NAS arrays are based on file-level storage. In this type of storage, the storage disk is configured with particular protocol (NFS, CIFS, and so on) and files are stored and accessed from it as such, in bulk. NAS is can be described as a bunch of disks arranged in a Raid and consisting of either SAS (serial attached SCSI) or Sata disks.

SAN arrays are based on block-level storage. The raw blocks (storage-volumes) are created, and each block can be controlled like an individual hard drive. Generally, these blocks are controlled by the server-based operating system. Each of this block storage volumes can be formatted with file system of your choice.File-level storage advantages. SAN allows multiple servers to share a pool of storage.
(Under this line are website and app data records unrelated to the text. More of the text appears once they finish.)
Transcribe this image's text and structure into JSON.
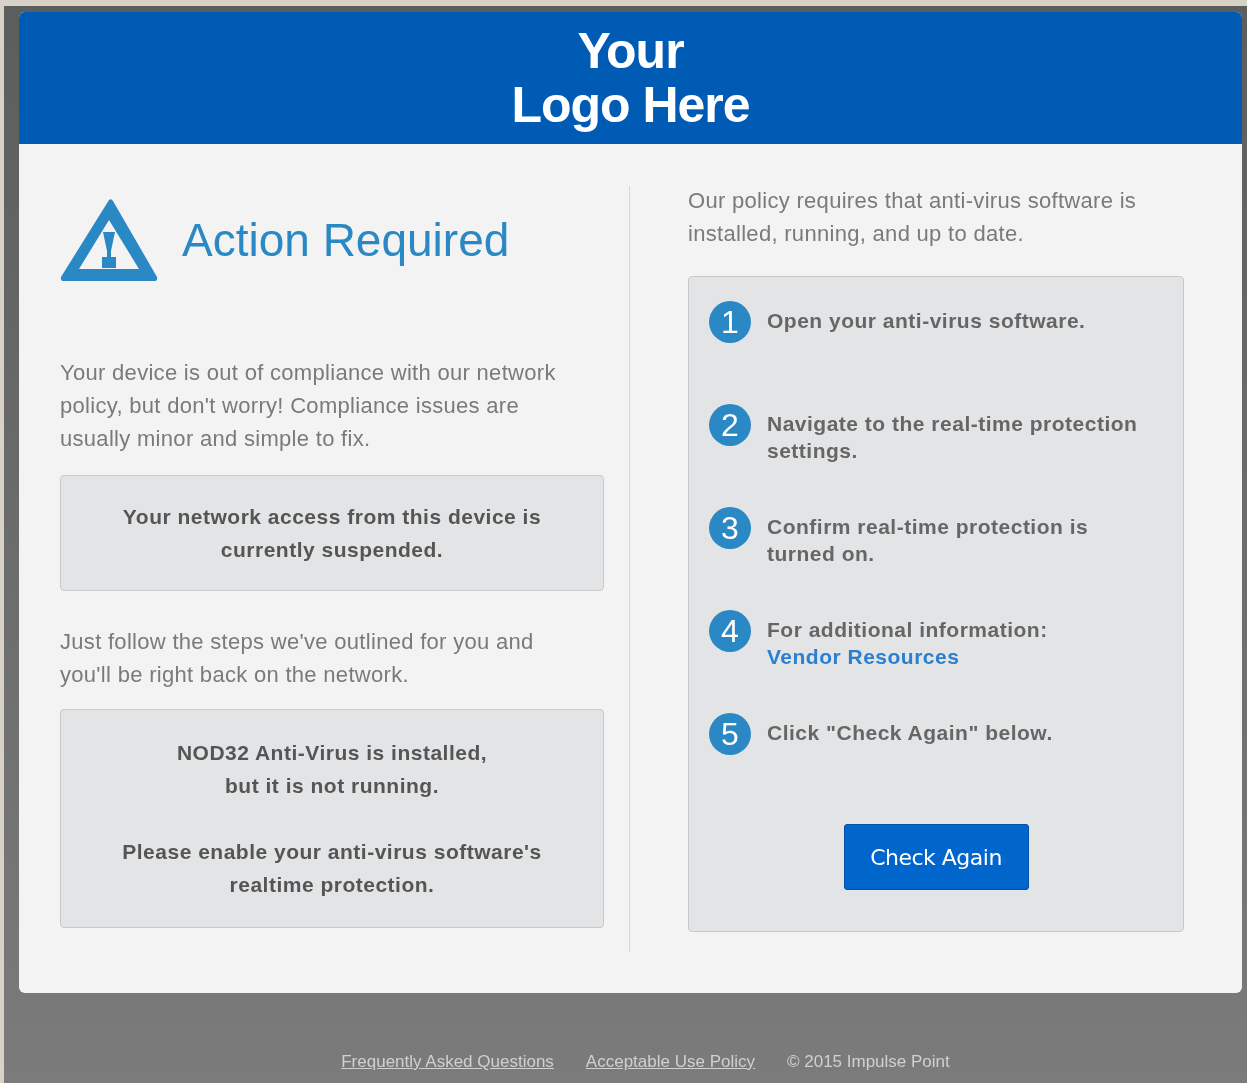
{
  "header": {
    "logo_line_1": "Your",
    "logo_line_2": "Logo Here"
  },
  "left": {
    "title": "Action Required",
    "intro": "Your device is out of compliance with our network policy, but don't worry! Compliance issues are usually minor and simple to fix.",
    "notice": "Your network access from this device is currently suspended.",
    "follow": "Just follow the steps we've outlined for you and you'll be right back on the network.",
    "status_lines": [
      "NOD32 Anti-Virus is installed,",
      "but it is not running.",
      "Please enable your anti-virus software's realtime protection."
    ]
  },
  "right": {
    "policy": "Our policy requires that anti-virus software is installed, running, and up to date.",
    "steps": [
      {
        "number": "1",
        "text": "Open your anti-virus software."
      },
      {
        "number": "2",
        "text": "Navigate to the real-time protection settings."
      },
      {
        "number": "3",
        "text": "Confirm real-time protection is turned on."
      },
      {
        "number": "4",
        "text": "For additional information:",
        "link": "Vendor Resources"
      },
      {
        "number": "5",
        "text": "Click \"Check Again\" below."
      }
    ],
    "button": "Check Again"
  },
  "footer": {
    "links": [
      "Frequently Asked Questions",
      "Acceptable Use Policy"
    ],
    "copyright": "© 2015 Impulse Point"
  }
}
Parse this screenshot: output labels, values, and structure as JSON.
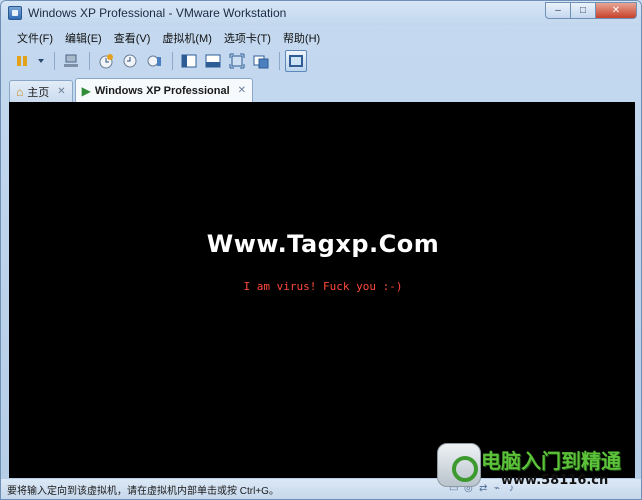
{
  "window": {
    "title": "Windows XP Professional - VMware Workstation",
    "controls": {
      "minimize": "–",
      "maximize": "□",
      "close": "✕"
    }
  },
  "menu": {
    "items": [
      {
        "label": "文件(F)"
      },
      {
        "label": "编辑(E)"
      },
      {
        "label": "查看(V)"
      },
      {
        "label": "虚拟机(M)"
      },
      {
        "label": "选项卡(T)"
      },
      {
        "label": "帮助(H)"
      }
    ]
  },
  "toolbar": {
    "icons": [
      "pause-icon",
      "dropdown-icon",
      "network-icon",
      "snapshot-take-icon",
      "snapshot-revert-icon",
      "snapshot-manager-icon",
      "sidebar-icon",
      "console-icon",
      "fullscreen-icon",
      "unity-icon",
      "console-view-icon"
    ]
  },
  "tabs": [
    {
      "label": "主页",
      "close": "✕",
      "active": false
    },
    {
      "label": "Windows XP Professional",
      "close": "✕",
      "active": true
    }
  ],
  "vm": {
    "headline": "Www.Tagxp.Com",
    "message": "I am virus! Fuck you :-)"
  },
  "status": {
    "text": "要将输入定向到该虚拟机，请在虚拟机内部单击或按 Ctrl+G。"
  },
  "watermark": {
    "title": "电脑入门到精通",
    "url": "www.58116.cn"
  }
}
It making it appear to the server as if it were local or directly attached storage.


File-level storage systems more suited for bulk file storage.

  • Can be configured with common file-level protocol like NTFS or NFS
  • File-level storage is easy to setup and implement
  • Stores files and folders and makes them visible to system storing them and accessing them
  • In most cases they are much less expensive
  • File-level systems are more popular with NAS systems.


Block-level storage advantages

  • Each block or storage volume can be treated as independent disk drive and is controlled by external OS
  • Block-level storage systems offer better speed and performance specially for virtualization
  • Each block or storage volume can be formatted with the file system required by the application – NFS,NTFS,SMB
  • Block-level storage very popular with SAN
  • Block-level storage systems are more reliable, and there transport systems are very efficient
  • Then support external boot of the system connected to them
  • Block-level storage can be used for special applications like databases and virtual machine file systems


File-Level Protocols

File-level protocols are used to read and write variable-length files. Files are segmented into blocks before being stored on disk or tape. Common Internet File System (CIFS) and Network File System(NFS) are file-based protocols that are used for reading and writing to files across the network. CIFS is Windows based protocol and can be implemented on Linux/Unix based systems via SAMBA. NFS is protocol that would be used on Linux/Unix based system.
The file-based protocols are best suited for file-based applications. MS Office, SharePoint and so on just some of the examples.